Впрочем, закончилось все так же нелепо, как и началось. Две женщины еще выдыхали проклятия и ругательства, как их крики перекрыл нарастающий смех. Это смеялась привалившаяся к бельевому шкафу Лизка. Она так и прижимала полураскрошившегося петушка к груди, при этом мелко и как-то протяжно, словно на одной ноте, выдыхала частыми толчками: ха-ха-ха-ха!.. И как бы под влиянием этих толчков она все больше сползала на пол, и уже на полу начала как-то странно дергаться нижней половиной тела. Марию Кондратьевну, наконец, удалось выгнать взашей – чему та, завидев странное поведение своей дочки, не особо и сопротивлялась – а Лизку Алеша отнес и уложил в кровать. У нее, похоже, была истерика в каком-то полуобморочном состоянии, впрочем, быстро завершившаяся – так, что даже решили не беспокоить врачей. Она действительно вскоре заснула – с ней осталась Марфа Игнатьевна, а Алеше уже пришлось успокаивать Lise, едва самой не упавшей в обморок при виде всего произошедшего.
Окончательно убедившись в безопасности Лизки и оставив ее под присмотром Марфы Игнатьевны, Lise и Алеша поднялись в спаленку к Lise, полстены которой занимали книги, учебники и разного рода папки с вырезками и методичками. Тут был, похоже, целый методический библиотечный архив. Lise, когда они уезжали вместе с Алешей в губернскую столицу, чуть ли не в первом выпуске закончила недавно открывшиеся там «педагогические курсы» и получила звание «кандидатки», дававшей право преподавания в церковно-приходских и земских школах. И теперь ревностно исполняла обязанности «учительницы» в паре таких наших школ. Были у нее и частные ученики, большею частью бесплатные, и они по времени приходили на учебу прямо в карамазовский дом.

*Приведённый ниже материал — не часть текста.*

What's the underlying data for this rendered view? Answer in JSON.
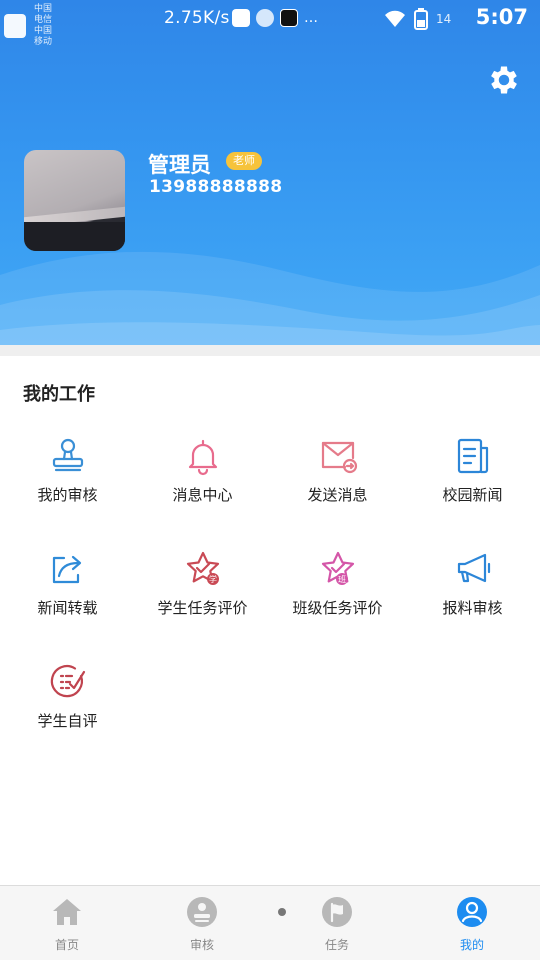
{
  "status_bar": {
    "carrier": "中国电信 中国移动",
    "speed": "2.75K/s",
    "battery": "14",
    "time": "5:07"
  },
  "profile": {
    "name": "管理员",
    "role": "老师",
    "phone": "13988888888"
  },
  "section": {
    "title": "我的工作"
  },
  "work_items": [
    {
      "label": "我的审核",
      "icon": "stamp-icon",
      "color": "#3a8fd6"
    },
    {
      "label": "消息中心",
      "icon": "bell-icon",
      "color": "#e86b8d"
    },
    {
      "label": "发送消息",
      "icon": "mail-send-icon",
      "color": "#e57b8a"
    },
    {
      "label": "校园新闻",
      "icon": "news-icon",
      "color": "#2c86d8"
    },
    {
      "label": "新闻转载",
      "icon": "share-icon",
      "color": "#2f8bd8"
    },
    {
      "label": "学生任务评价",
      "icon": "star-student-icon",
      "color": "#c94a55"
    },
    {
      "label": "班级任务评价",
      "icon": "star-class-icon",
      "color": "#d456a8"
    },
    {
      "label": "报料审核",
      "icon": "megaphone-icon",
      "color": "#2c86d8"
    },
    {
      "label": "学生自评",
      "icon": "self-eval-icon",
      "color": "#c0444f"
    }
  ],
  "bottom_nav": {
    "items": [
      {
        "label": "首页",
        "icon": "home-icon"
      },
      {
        "label": "审核",
        "icon": "audit-icon"
      },
      {
        "label": "任务",
        "icon": "flag-icon"
      },
      {
        "label": "我的",
        "icon": "user-icon"
      }
    ],
    "active": "我的",
    "active_color": "#1d8cf0",
    "inactive_color": "#b8b8b8"
  },
  "colors": {
    "header_top": "#2f86e8",
    "header_bottom": "#41a9f6",
    "badge": "#f6c33b"
  }
}
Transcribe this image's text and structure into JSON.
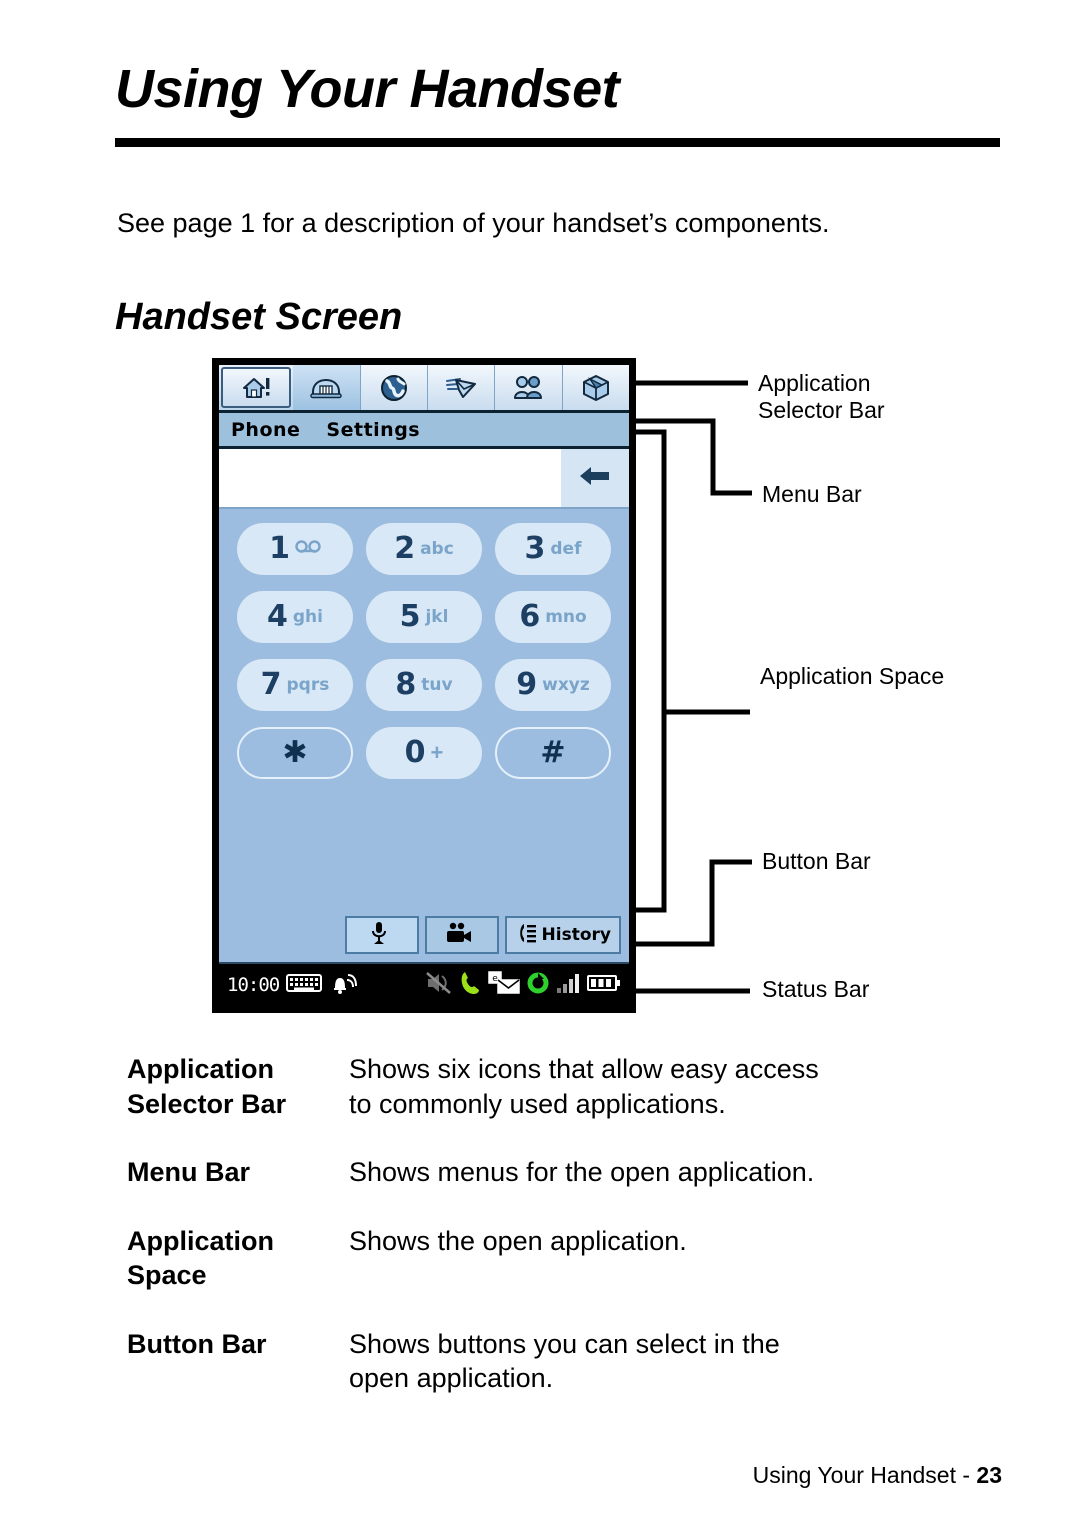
{
  "document": {
    "title": "Using Your Handset",
    "intro": "See page 1 for a description of your handset’s components.",
    "section_title": "Handset Screen",
    "footer_text": "Using Your Handset - ",
    "footer_page": "23"
  },
  "handset": {
    "app_selector": {
      "icons": [
        {
          "name": "home-alert-icon",
          "label": "Home"
        },
        {
          "name": "phone-icon",
          "label": "Phone",
          "selected": true
        },
        {
          "name": "globe-icon",
          "label": "Browser"
        },
        {
          "name": "winged-envelope-icon",
          "label": "Messaging"
        },
        {
          "name": "contacts-icon",
          "label": "Contacts"
        },
        {
          "name": "box-icon",
          "label": "Applications"
        }
      ]
    },
    "menu_bar": {
      "items": [
        "Phone",
        "Settings"
      ]
    },
    "input_row": {
      "value": "",
      "backspace_icon": "backspace-arrow-icon"
    },
    "keypad": {
      "rows": [
        [
          {
            "digit": "1",
            "letters": "",
            "symbol": "voicemail"
          },
          {
            "digit": "2",
            "letters": "abc"
          },
          {
            "digit": "3",
            "letters": "def"
          }
        ],
        [
          {
            "digit": "4",
            "letters": "ghi"
          },
          {
            "digit": "5",
            "letters": "jkl"
          },
          {
            "digit": "6",
            "letters": "mno"
          }
        ],
        [
          {
            "digit": "7",
            "letters": "pqrs"
          },
          {
            "digit": "8",
            "letters": "tuv"
          },
          {
            "digit": "9",
            "letters": "wxyz"
          }
        ],
        [
          {
            "digit": "✱",
            "letters": "",
            "style": "outline"
          },
          {
            "digit": "0",
            "letters": "+"
          },
          {
            "digit": "#",
            "letters": "",
            "style": "outline"
          }
        ]
      ]
    },
    "button_bar": {
      "buttons": [
        {
          "name": "microphone-button",
          "icon": "microphone-icon",
          "label": "",
          "selected": true
        },
        {
          "name": "video-call-button",
          "icon": "video-camera-icon",
          "label": ""
        },
        {
          "name": "history-button",
          "icon": "call-history-icon",
          "label": "History"
        }
      ]
    },
    "status_bar": {
      "time": "10:00",
      "icons": [
        "keyboard-icon",
        "alert-bell-icon",
        "mute-icon",
        "phone-active-icon",
        "message-icon",
        "sync-icon",
        "signal-bars-icon",
        "battery-icon"
      ]
    }
  },
  "callouts": [
    {
      "name": "callout-application-selector-bar",
      "label": "Application\nSelector Bar"
    },
    {
      "name": "callout-menu-bar",
      "label": "Menu Bar"
    },
    {
      "name": "callout-application-space",
      "label": "Application Space"
    },
    {
      "name": "callout-button-bar",
      "label": "Button Bar"
    },
    {
      "name": "callout-status-bar",
      "label": "Status Bar"
    }
  ],
  "definitions": [
    {
      "term": "Application\nSelector Bar",
      "desc": "Shows six icons that allow easy access\nto commonly used applications."
    },
    {
      "term": "Menu Bar",
      "desc": "Shows menus for the open application."
    },
    {
      "term": "Application\nSpace",
      "desc": "Shows the open application."
    },
    {
      "term": "Button Bar",
      "desc": "Shows buttons you can select in the\nopen application."
    }
  ],
  "colors": {
    "screen_bg": "#9dbde0",
    "menu_bar": "#9dc0dd",
    "key_fill": "#d8e8f6",
    "key_digit": "#1d3f63",
    "key_letters": "#7aa4c9",
    "status_bg": "#000000",
    "accent_green": "#7fe000"
  }
}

Алеша сидел на кровати Lise, а та в креслице перед белым туалетным трюмо, контрастно выделявшимся на фоне темно-серых и коричневых книжных рядов, стопок серых раскладок и папок, что отражались за спиной Lise в этом самом трюмо.
– Алексей, знаешь, у меня – я это почувствовала – как будто ноги стали снова отниматься, когда это все… началось. Что думаешь по всему этому ужасу? Это же ужас! Ужас!?.. – и она повернула к Алеше свое прекрасное, но опять же искаженное страхом и тревогой лицо.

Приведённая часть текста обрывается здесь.